The purpose of this paper is to combine the efficient XOR scheduling and caching technique and propose a new decoding algorithm for XOR-based erasure codes, which can be readily implemented by data storage practitioners to improve the decoding performance for their systems or applications. Due to the limitation of time and equipment in our lab, the evaluation of the proposal is currently based on STAR code. However, the new decoding algorithm can be readily applied to other XOR-based codes since the principle is clear and adaptable, though some minor modifications are needed. Thus, from the consistent results shown in this paper, we can reasonably expect similar results for other XOR-based codes. Data storage practitioners and researchers are also welcomed to share their evaluation results with us.
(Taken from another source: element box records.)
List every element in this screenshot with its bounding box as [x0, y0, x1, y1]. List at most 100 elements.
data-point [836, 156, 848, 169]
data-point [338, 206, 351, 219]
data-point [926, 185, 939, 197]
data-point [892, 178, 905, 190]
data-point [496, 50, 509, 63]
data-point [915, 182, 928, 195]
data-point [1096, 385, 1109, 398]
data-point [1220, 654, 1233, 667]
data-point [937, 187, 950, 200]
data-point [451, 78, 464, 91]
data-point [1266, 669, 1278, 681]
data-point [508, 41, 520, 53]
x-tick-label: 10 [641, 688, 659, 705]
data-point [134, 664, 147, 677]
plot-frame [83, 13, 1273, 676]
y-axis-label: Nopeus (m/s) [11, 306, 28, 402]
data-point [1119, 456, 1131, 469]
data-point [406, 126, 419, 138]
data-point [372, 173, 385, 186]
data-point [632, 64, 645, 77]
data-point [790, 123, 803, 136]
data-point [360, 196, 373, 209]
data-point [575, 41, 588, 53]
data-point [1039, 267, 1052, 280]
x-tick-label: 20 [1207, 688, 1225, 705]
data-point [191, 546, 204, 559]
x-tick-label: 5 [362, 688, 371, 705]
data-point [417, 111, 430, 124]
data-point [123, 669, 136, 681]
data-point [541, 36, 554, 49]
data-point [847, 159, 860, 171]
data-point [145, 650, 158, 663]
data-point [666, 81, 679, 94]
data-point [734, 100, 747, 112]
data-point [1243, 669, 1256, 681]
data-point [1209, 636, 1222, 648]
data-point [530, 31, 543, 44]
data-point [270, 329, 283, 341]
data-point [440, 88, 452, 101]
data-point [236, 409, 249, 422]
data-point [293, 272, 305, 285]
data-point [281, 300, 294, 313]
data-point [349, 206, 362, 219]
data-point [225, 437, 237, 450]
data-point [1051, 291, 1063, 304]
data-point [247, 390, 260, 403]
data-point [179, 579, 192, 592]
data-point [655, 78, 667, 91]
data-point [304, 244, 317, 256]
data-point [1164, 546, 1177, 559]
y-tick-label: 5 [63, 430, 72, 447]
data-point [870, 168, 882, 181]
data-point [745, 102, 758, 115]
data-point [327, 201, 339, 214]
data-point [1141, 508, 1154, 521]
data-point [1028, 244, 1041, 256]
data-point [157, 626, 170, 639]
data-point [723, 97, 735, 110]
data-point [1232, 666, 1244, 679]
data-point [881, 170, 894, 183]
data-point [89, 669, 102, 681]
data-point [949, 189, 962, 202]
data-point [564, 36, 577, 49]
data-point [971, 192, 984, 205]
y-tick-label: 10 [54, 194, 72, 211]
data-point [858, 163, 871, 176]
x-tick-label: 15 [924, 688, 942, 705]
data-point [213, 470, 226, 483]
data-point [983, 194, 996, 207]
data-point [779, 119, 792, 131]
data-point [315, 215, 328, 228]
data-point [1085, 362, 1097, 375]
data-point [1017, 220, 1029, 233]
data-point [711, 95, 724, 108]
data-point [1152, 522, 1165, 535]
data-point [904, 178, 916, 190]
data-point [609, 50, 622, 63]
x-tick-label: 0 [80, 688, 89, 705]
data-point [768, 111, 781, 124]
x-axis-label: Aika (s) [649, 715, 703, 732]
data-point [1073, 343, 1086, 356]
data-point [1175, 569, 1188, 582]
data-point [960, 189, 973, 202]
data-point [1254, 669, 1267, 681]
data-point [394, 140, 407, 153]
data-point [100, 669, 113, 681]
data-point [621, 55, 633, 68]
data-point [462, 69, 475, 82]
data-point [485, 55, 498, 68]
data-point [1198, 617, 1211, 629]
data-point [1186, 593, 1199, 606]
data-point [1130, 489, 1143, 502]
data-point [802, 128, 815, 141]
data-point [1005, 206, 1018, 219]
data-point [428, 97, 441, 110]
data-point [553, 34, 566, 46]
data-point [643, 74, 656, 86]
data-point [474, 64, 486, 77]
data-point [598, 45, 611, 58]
In the future, we intend to implement into other XOR-based codes, such as RDP Code and SD Code, to benchmark the performance improvement, and we plan to separately evaluate the impact from the caching technique and the SWG scheduling on those codes. We also plan to explore the feasibility of the new decoding algorithm on Reed-Solomon Code, by integrating the proposal into practical libraries such as Jerasure and Intel’s ISA-L. Since both of those libraries use an inverted Vandermonde matrix to decode, the new decoding algorithm can be applied with some modifications. In the meantime, we look forward to results from other researchers and storage system practitioners by adopting this new decoding algorithm in their systems and applications.